Dunn and Konerko went for back-to-back home runs in the 5th, a feat they never accomplished in 2011. Dunn's was a deep fly to dead center field, which is no easy jaunt in Minute Maid, and was a part of a 2 for 4 night where he again did not strike out (he's been steadfast about that this Spring). Konerko ripped an inside fastball over the left field porch for his first blast of the Spring. No one's really been concerned over Konerko's power outage, most likely because he's hit .397.
Viciedo went 1 for 4 with a strikeout, but at least he was caught looking, so as not to indicate some horrible fault with his swing path. However he did look out of sorts fouling back a few pitches to drive, which runs counter to a recent power streak Dayan had to close out the month in Arizona. He's not there yet, but he's closer than he was.

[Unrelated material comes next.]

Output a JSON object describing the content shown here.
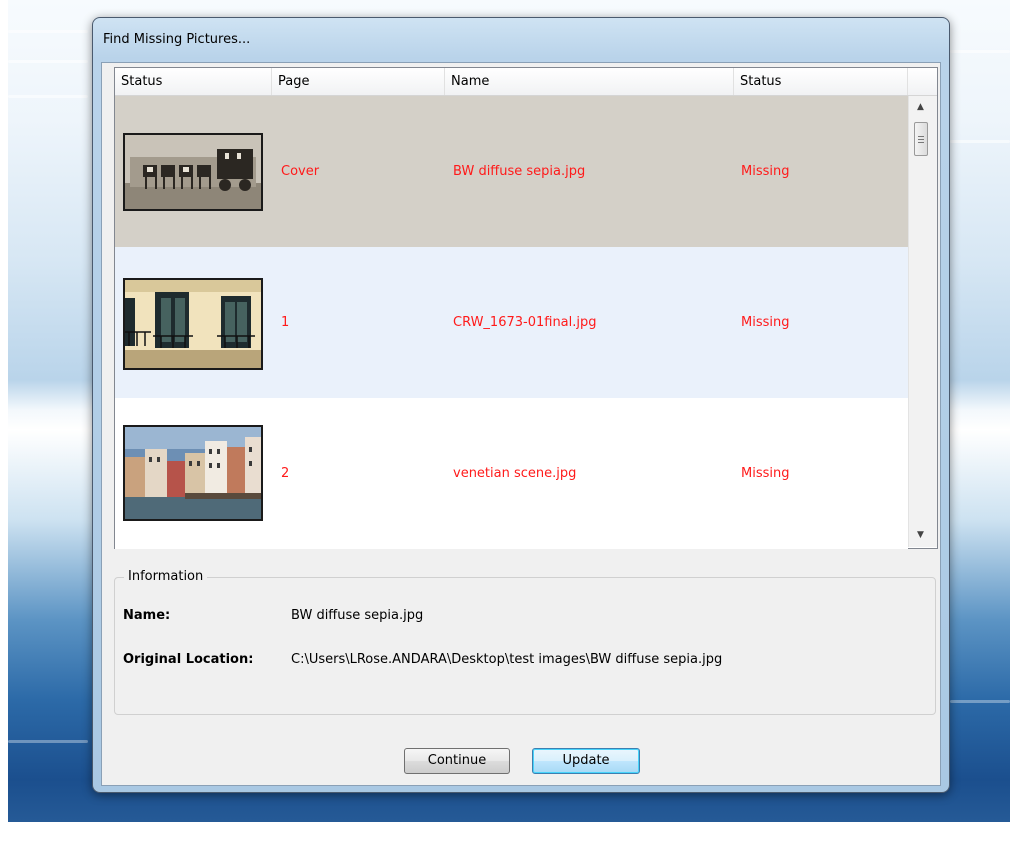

Nate Jones came in for an inning and added two more to the gaudy strikeout total that vaulted him onto the 25-man. The only reliever that looked shaky at all was Hector Santiago, who appeared in the 9th (after Thornton pitched the 8th) and lacked a feel for his screwball before getting out of a jam thanks to a lineout double play. Between Santiago and Sale's 1st inning pickoff, there was plenty of pitcher defense. That should fend off any Buehrle nostalgia for a day or two.
Running through the Spring Training performances:
Alejandro De Aza did a lot to hint that he's not the guy from last year, but still held his own down the stretch to finish with a .282 batting average. His unexpected power and walk totals are what rose him above in 2011, and they haven't been there yet. He also has looked like more of a speedster than a base-stealer.
Brent Lillibridge didn't flash last season's power either this March, and while he hit .328 and even took six walks in 67 PAs, he's going to need some pop to balance out the strikeouts.
It would have been really nice to see Morel take a walk, or flash power, or do anything he did last September this Spring, but maybe he's just one of those guys that takes 5 months to lock into his power stroke every year. You know those guys. A deep drive to the wall Tuesday night was mildly encouraging.
Tyler Flowers will apparently be striking out a lot, and punishing what he does touch.
There's nothing really striking about Gordon Beckham's .273/.347/.409 Spring line that jumps out, other than that if he could repeat it over the full season it'd be a revelation. Absent are any huge raves about an adjusted swing or revamped approach. Tuesday was encouraging; he took two walks (one on a full count), and lined a fastball to right for a single. More, please.
Opening Day prep work
Ventura is now leaning toward batting Pierzynski in the 5th slot, and Morel 2nd, while shifting Adam Dunn to 3rd, and pushing Rios out to God knows how far down the order.
Depending on what sort of attitude you approach your life with, this is either a strong endorsement of Dunn and an expression of some confidence in Morel, or a damning, damning statement against Rios. Or it could be irrelevant, because even if you hide a guy at the 7 spot, he still comes up to bat fairly often.
There's still no word of any decision on the closer role, and Ventura putting Thornton in the 8th and Santiago in the 9th certainly won't do anything to quell the speculation. But we're in luck, because Robin provided a look at what his criteria is:
Ventura said "there's a mentality" to the job and "guys who are going to get behind and walk guys have more trouble than guys who can pound the zone.''
Now, that definition may sound like a guiding principle for all pitchers, but...well, it is. Every pitcher should do that. I guess that means everyone is a candidate. Everyone! Except Nate Jones, that guy is kinda wild.